Deadlock can be defined formally as: a set of processes is deadlocked if each process in the set is waiting for an event that only another process in the set can cause. Because all the processes are waiting none of them will ever cause any of the events that could wake up any of the other members of the set and all the processes continue to wait forever.
In most cases, the event that each process is waiting for is the release of some resource currently possessed by another member of the set. In other words, each member of the set of deadlocked processes is waiting for a resource that is owned by deadlocked process. None of the processes can run, none of them can release any resources, and none of them can be awakened. The number of processes and the number and kind of resources possessed and requested are unimportant.
Conditions For Deadlock
Coffman et al. (1971) showed that four conditions must hold for there to be a deadlock;
1- Mutual exclusion condition. Each resource is either currently assigned to exactly one process or is available.
2- Hold and wait condition. Processes currently holding resources granted earlier can request new resources.

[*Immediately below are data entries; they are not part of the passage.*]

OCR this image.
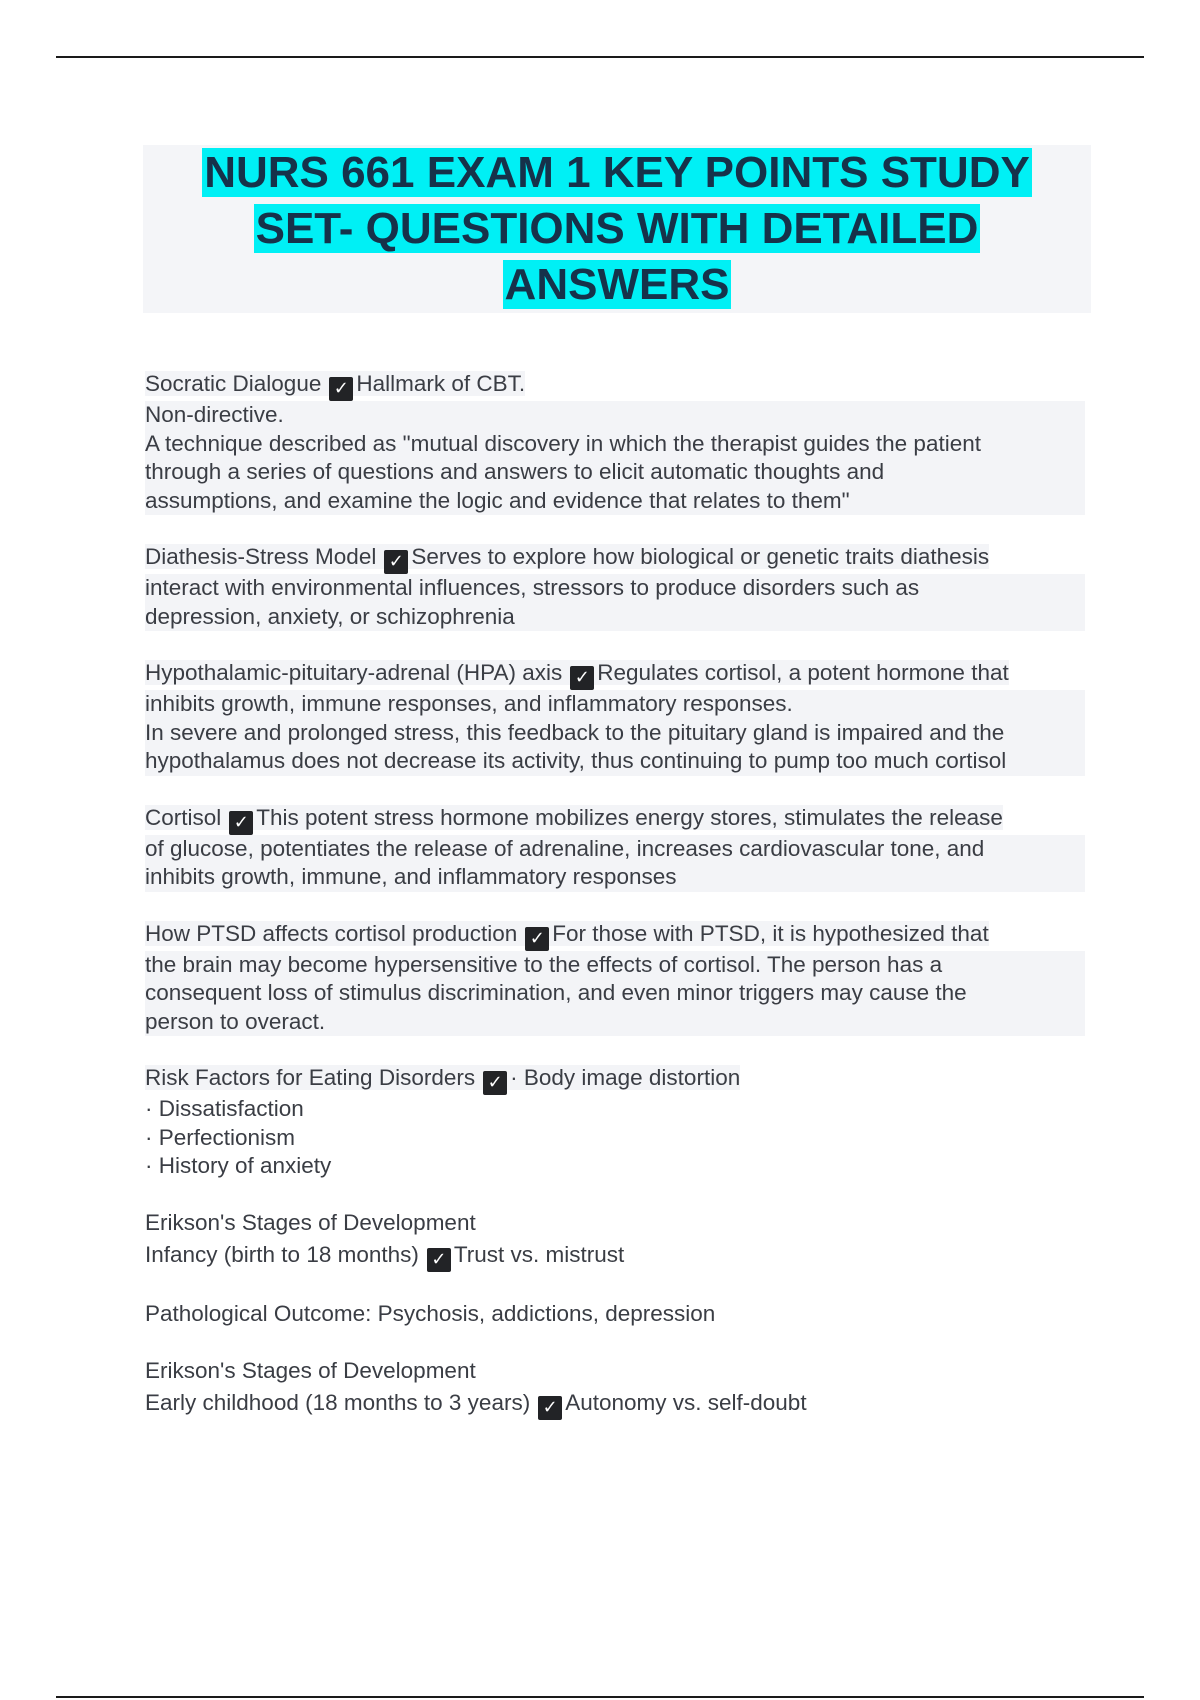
NURS 661 EXAM 1 KEY POINTS STUDY
SET- QUESTIONS WITH DETAILED
ANSWERS
Socratic Dialogue ✓ Hallmark of CBT.
Non-directive.
A technique described as "mutual discovery in which the therapist guides the patient
through a series of questions and answers to elicit automatic thoughts and
assumptions, and examine the logic and evidence that relates to them"
Diathesis-Stress Model ✓ Serves to explore how biological or genetic traits diathesis
interact with environmental influences, stressors to produce disorders such as
depression, anxiety, or schizophrenia
Hypothalamic-pituitary-adrenal (HPA) axis ✓ Regulates cortisol, a potent hormone that
inhibits growth, immune responses, and inflammatory responses.
In severe and prolonged stress, this feedback to the pituitary gland is impaired and the
hypothalamus does not decrease its activity, thus continuing to pump too much cortisol
Cortisol ✓ This potent stress hormone mobilizes energy stores, stimulates the release
of glucose, potentiates the release of adrenaline, increases cardiovascular tone, and
inhibits growth, immune, and inflammatory responses
How PTSD affects cortisol production ✓ For those with PTSD, it is hypothesized that
the brain may become hypersensitive to the effects of cortisol. The person has a
consequent loss of stimulus discrimination, and even minor triggers may cause the
person to overact.
Risk Factors for Eating Disorders ✓ · Body image distortion
· Dissatisfaction
· Perfectionism
· History of anxiety
Erikson's Stages of Development
Infancy (birth to 18 months) ✓ Trust vs. mistrust
Pathological Outcome: Psychosis, addictions, depression
Erikson's Stages of Development
Early childhood (18 months to 3 years) ✓ Autonomy vs. self-doubt
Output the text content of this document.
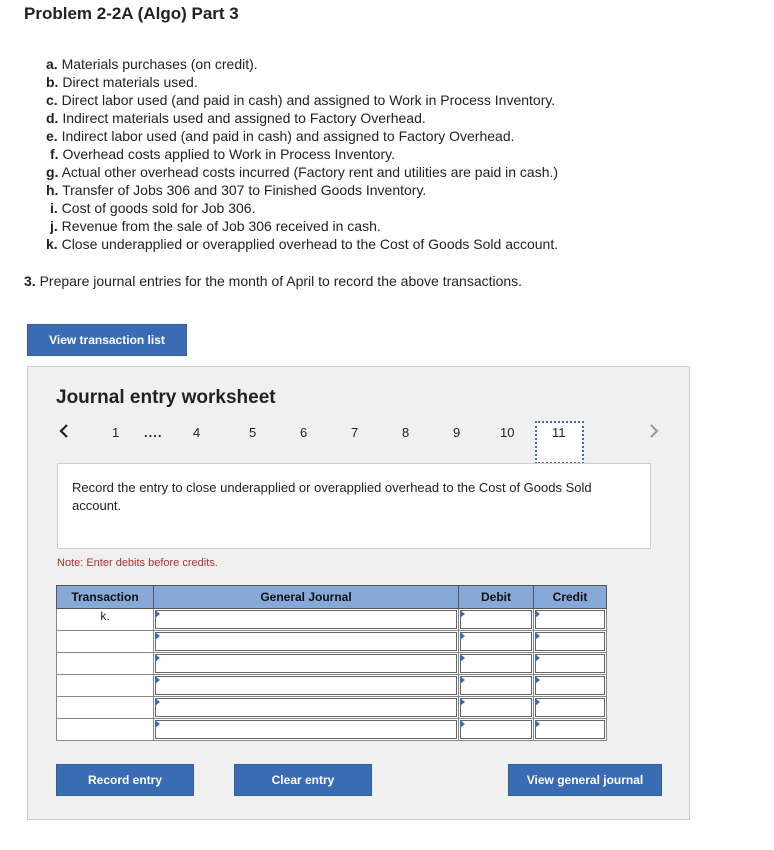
Problem 2-2A (Algo) Part 3
a. Materials purchases (on credit).
b. Direct materials used.
c. Direct labor used (and paid in cash) and assigned to Work in Process Inventory.
d. Indirect materials used and assigned to Factory Overhead.
e. Indirect labor used (and paid in cash) and assigned to Factory Overhead.
f. Overhead costs applied to Work in Process Inventory.
g. Actual other overhead costs incurred (Factory rent and utilities are paid in cash.)
h. Transfer of Jobs 306 and 307 to Finished Goods Inventory.
i. Cost of goods sold for Job 306.
j. Revenue from the sale of Job 306 received in cash.
k. Close underapplied or overapplied overhead to the Cost of Goods Sold account.
3. Prepare journal entries for the month of April to record the above transactions.
View transaction list
Journal entry worksheet
1 .... 4	5	6	7	8	9	10	11
Record the entry to close underapplied or overapplied overhead to the Cost of Goods Sold account.
Note: Enter debits before credits.
Transaction	General Journal	Debit	Credit
k.	

Record entry	Clear entry	View general journal
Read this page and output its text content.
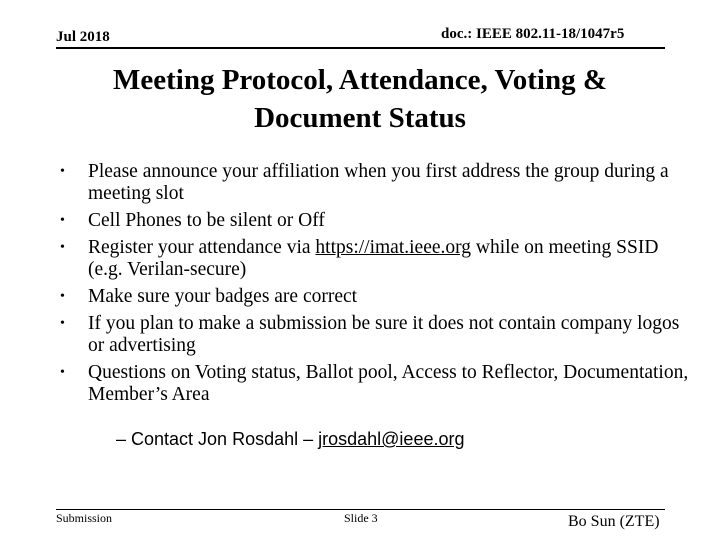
Jul 2018	doc.: IEEE 802.11-18/1047r5
Meeting Protocol, Attendance, Voting &
Document Status
• Please announce your affiliation when you first address the group during a meeting slot
• Cell Phones to be silent or Off
• Register your attendance via https://imat.ieee.org while on meeting SSID (e.g. Verilan-secure)
• Make sure your badges are correct
• If you plan to make a submission be sure it does not contain company logos or advertising
• Questions on Voting status, Ballot pool, Access to Reflector, Documentation, Member’s Area
– Contact Jon Rosdahl – jrosdahl@ieee.org
Submission	Slide 3	Bo Sun (ZTE)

3- No preemption condition. Resources previously granted cannot be forcibly taken away for a process. They must be explicitly released by the process holding them.
4- Circular wait condition. There must be a circular chain of two or more processes, each of which is waiting for a resource held by the next member of the chain.
All four of these conditions must be present for a deadlock for a deadlock to occur. If one of them is absent, no deadlock is possible.